New Infusion.options "mixturing" (which replaces some previously undocumented options).
Slightly modified parameter sampling in refine(), so that all ensuing results will be slightly modified.
add_simulation() could fail to pass the definition of 'Simulate' to child processes in parallel computations.
project.default() could fail on one-dimensional statistics (a toy case).
Out-of-bag projections used whenever relevant in projections using random-forests methods (which definitely improves the results over "in-bag" projections).
New 'eval_RMSEs' argument of function refine.default().
New argument 'update_projectors' in refine.default(), effective only for the reference table method.
'ranger' package included in Suggests; random forest by 'ranger' is the new default projection 'method' in project.character().
infer_SLik_joint() can now (automatically) provide correct results when there is *one* probability mass in the distribution of the summary statistics.

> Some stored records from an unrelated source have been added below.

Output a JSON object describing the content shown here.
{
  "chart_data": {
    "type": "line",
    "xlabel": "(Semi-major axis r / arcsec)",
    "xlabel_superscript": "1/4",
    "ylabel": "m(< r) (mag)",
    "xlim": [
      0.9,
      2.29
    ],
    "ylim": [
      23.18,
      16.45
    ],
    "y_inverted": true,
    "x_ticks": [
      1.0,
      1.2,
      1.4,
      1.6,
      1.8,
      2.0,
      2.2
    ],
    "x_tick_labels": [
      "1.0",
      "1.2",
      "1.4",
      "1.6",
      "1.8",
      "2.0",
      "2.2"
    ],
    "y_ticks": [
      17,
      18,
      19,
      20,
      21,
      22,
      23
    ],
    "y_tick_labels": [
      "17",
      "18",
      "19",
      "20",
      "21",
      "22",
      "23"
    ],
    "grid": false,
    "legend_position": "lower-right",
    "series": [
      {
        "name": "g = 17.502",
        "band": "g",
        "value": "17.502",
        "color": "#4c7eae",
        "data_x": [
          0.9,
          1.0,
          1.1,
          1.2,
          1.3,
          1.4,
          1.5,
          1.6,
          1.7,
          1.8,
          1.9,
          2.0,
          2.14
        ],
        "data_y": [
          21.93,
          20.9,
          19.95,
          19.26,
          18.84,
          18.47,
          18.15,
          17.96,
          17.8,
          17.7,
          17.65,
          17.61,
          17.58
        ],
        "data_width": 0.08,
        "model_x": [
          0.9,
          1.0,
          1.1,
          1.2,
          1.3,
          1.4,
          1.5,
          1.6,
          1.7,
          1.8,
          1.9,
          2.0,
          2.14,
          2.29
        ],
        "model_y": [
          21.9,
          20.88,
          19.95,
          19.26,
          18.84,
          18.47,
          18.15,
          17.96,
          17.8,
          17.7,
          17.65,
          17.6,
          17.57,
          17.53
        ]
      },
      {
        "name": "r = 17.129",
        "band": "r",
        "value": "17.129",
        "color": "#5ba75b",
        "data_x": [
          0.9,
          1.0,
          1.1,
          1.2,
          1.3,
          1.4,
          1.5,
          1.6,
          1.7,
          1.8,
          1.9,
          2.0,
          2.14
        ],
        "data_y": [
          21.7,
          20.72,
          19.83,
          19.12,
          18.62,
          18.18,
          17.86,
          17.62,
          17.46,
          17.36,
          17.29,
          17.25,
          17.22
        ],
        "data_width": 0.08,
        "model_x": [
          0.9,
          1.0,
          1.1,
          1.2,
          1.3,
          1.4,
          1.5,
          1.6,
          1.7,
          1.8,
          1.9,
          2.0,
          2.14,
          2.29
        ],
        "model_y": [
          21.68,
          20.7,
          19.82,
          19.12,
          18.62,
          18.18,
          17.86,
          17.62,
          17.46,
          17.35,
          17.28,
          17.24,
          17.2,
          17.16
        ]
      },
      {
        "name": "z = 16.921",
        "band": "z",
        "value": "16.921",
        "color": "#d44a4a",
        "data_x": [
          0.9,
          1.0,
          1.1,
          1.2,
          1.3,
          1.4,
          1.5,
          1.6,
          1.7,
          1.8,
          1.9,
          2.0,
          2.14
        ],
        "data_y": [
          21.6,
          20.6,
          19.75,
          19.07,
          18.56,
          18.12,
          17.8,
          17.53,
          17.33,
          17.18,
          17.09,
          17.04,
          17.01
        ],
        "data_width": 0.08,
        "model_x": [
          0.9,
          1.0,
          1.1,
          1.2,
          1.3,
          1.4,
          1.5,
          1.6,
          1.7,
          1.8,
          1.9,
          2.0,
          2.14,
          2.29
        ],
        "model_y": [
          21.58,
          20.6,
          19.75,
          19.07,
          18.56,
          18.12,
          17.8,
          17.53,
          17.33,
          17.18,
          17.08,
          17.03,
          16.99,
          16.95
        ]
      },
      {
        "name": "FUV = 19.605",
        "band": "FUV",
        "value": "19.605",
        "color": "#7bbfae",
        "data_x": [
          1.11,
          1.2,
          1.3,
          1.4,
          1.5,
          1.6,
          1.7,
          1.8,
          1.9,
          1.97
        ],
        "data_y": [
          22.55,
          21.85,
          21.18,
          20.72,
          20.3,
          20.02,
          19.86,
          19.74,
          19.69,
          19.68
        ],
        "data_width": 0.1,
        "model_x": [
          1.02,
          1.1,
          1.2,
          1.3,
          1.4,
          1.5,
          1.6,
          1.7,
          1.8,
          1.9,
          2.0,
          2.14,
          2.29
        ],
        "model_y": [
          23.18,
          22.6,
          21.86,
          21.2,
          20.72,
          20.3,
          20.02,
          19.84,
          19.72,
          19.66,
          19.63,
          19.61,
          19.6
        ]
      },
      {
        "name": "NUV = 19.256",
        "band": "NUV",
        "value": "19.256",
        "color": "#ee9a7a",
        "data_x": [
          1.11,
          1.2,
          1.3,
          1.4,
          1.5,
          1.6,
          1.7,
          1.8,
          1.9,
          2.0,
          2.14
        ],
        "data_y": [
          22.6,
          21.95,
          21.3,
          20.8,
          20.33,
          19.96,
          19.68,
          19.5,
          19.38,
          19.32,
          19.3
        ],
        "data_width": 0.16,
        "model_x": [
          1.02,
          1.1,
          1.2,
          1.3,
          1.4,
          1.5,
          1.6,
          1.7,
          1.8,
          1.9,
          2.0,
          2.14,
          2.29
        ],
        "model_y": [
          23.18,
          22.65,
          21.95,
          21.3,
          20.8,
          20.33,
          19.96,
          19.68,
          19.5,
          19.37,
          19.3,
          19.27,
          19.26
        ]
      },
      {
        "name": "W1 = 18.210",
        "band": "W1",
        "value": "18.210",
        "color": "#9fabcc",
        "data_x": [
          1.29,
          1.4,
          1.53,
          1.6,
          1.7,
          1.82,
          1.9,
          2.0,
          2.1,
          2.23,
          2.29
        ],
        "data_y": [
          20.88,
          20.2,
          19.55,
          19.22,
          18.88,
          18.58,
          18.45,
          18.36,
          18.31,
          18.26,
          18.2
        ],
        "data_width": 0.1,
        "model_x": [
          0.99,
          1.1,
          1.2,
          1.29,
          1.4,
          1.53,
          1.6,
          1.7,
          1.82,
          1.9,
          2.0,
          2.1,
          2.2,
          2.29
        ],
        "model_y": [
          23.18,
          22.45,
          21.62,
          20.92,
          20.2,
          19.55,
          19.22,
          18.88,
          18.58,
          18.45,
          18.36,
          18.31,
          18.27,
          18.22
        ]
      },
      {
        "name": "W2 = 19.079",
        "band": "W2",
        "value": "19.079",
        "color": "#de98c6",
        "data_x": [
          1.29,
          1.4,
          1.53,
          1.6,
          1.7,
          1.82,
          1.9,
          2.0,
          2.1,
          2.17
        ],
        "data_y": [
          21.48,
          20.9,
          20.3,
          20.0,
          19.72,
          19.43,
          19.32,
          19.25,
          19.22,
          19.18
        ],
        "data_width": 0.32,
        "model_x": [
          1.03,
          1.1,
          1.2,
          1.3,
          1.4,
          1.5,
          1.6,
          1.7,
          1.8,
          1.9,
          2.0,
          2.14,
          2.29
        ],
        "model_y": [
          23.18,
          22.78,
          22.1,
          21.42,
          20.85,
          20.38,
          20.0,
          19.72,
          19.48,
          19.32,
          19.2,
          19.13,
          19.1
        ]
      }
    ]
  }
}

infer_SLik_joint() can now handle 'using="mclust"' (but this will still provide incorrect results when there is a probability mass in the distribution of the summary statistics).
Objects of class 'SLik_j' using projection now retain a cumulative table of unprojected simulations, from which new projections can be generated.
Revised documentation including examples for the inference method based on reference tables.
Internal methods in infer_SLik_joint() are modified by default so that numerical results are slightly modified. See its new argument 'marginalize' to control this.
Defaults Infusion options 'projTrainingSize' and 'projKnotNbr' for projection by REML have been increased, because the called procedures are more efficiently implemented in versions of spaMM >= 2.7.0.
RMSE computation on SLik_j objects could fail following Rmixmod::mixmodCluster()'s failure to fit a bootstrap replicate.
Potential problems with figure rendering when Rstudio's graphic device was *not* used.
New 'nb_cores', 'packages' and 'env' arguments for more widely allowing parallel simulation in add_simulation() and refine().
New '...' (or 'control.Simulate') argument in add_simulation() for controlling the 'Simulate' arguments.
Dependencies changed for parallel computations; ”doSNOW' usage has been reinstated optionally (though only 'foreach' appears in the package dependencies). See help("Infusion.options") for details.
plot.SLik() failed for more than two parameters.
project() did not work on reference tables.
DESCRIPTION now Suggests 'Rmixmod' rather than Imports it. This means that, even if 'Rmixmod' were to be archived from CRAN (which has nearly occurred in March 2018), 'Infusion' could still be installed and run without 'Rmixmod', using 'mclust' as an alternative for model-based clustering. 'Rmixmod' is still the preferred method.
'mclust', 'caret' and 'ks' have been removed from DESCRIPTION (but can still be used without changes in user's code).
Imports package 'pbapply' to draw progress bars, including in parallel computations; no longer Suggests the package 'foreach' (and optionally 'doSNOW') for the same effect.
infer_SLik_joint() can now use procedures from the 'mclust' package (controlled by new argument 'using').
The calls to 'mclust' procedures in other Infusion functions have been revised to be comparable to calls to 'Rmixmod' procedures. This means in particular that the 'G' and 'modelNames' arguments of 'mclust' procedures are set to values equivalent to the corresponding arguments of calls to 'Rmixmod' procedures, and that Infusion uses AIC to select the number of gaussian clusters in both cases (although selection by AIC is implemented in neither of the clustering packages).
infer_logLs() can now analyze the input distributions in parallel. This is controlled by its new 'nb_cores' argument, and may make use of another new argument, 'packages'.
Infusion.options(<new values>) did not return old values.
New function infer_SLik_joint() to infer likelihood surfaces from a simulation table where each simulated data set is drawn for a distinct (vector-valued) parameter, as is usual for reference tables in Approximate Bayesian Computation.
'Infusion' now depends on package 'blackbox' for several functions moved there from package 'spaMM'.